Sometimes you notice that the offending passages have been delicately bracketed, so that only St. Paul’s admonitions to the husband are going to be read, “Husbands, love your wives as Christ loved the church…” The lector gladly takes the hint, and you sigh in relief.
Yet, sometimes the entire passage is read while everyone looks uncomfortably downward, counting the seconds until it’s over. Once it’s over, you know you’re home free. Happily, no priest will ever preach on the whole passage, but will slip into the culturally comfortable preface, “St. Paul says to all of us, ‘Be subject to one another out of reverence for Christ,’ and so we see…” Then follows a warm meal of platitudes served on a boilerplate, perhaps with a side of nervous humor.

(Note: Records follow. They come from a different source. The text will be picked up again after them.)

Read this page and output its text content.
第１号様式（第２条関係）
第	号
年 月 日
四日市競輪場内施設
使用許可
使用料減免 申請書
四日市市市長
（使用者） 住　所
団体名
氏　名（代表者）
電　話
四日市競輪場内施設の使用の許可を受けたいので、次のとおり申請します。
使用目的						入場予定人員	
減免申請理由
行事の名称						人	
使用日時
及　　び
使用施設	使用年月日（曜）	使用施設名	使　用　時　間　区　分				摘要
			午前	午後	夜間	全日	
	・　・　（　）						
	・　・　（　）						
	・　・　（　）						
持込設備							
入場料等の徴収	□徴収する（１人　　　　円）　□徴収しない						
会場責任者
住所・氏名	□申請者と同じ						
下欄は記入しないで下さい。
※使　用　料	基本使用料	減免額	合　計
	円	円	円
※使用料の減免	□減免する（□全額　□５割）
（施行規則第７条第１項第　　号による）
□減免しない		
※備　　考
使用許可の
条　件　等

But there is never any attempt to deal with the full passage—and I’m not talking about preaching full-throated subordination of women. I’m talking about the whole passage.
Well, that neglect made me want to figure out what’s really going on in the passage we dare not read aloud. I found the key in an odd place, the third chapter of Genesis, the Fall. As I finally realized after much puzzling, if we don’t understand the Fall, and especially its particular punishments, then we have no hope of grasping what St. Paul is actually saying. My hope in setting this all out is that those whose job it is to preach and teach will stop skirting the dreaded Ephesians passage, once and for all, and give it its due.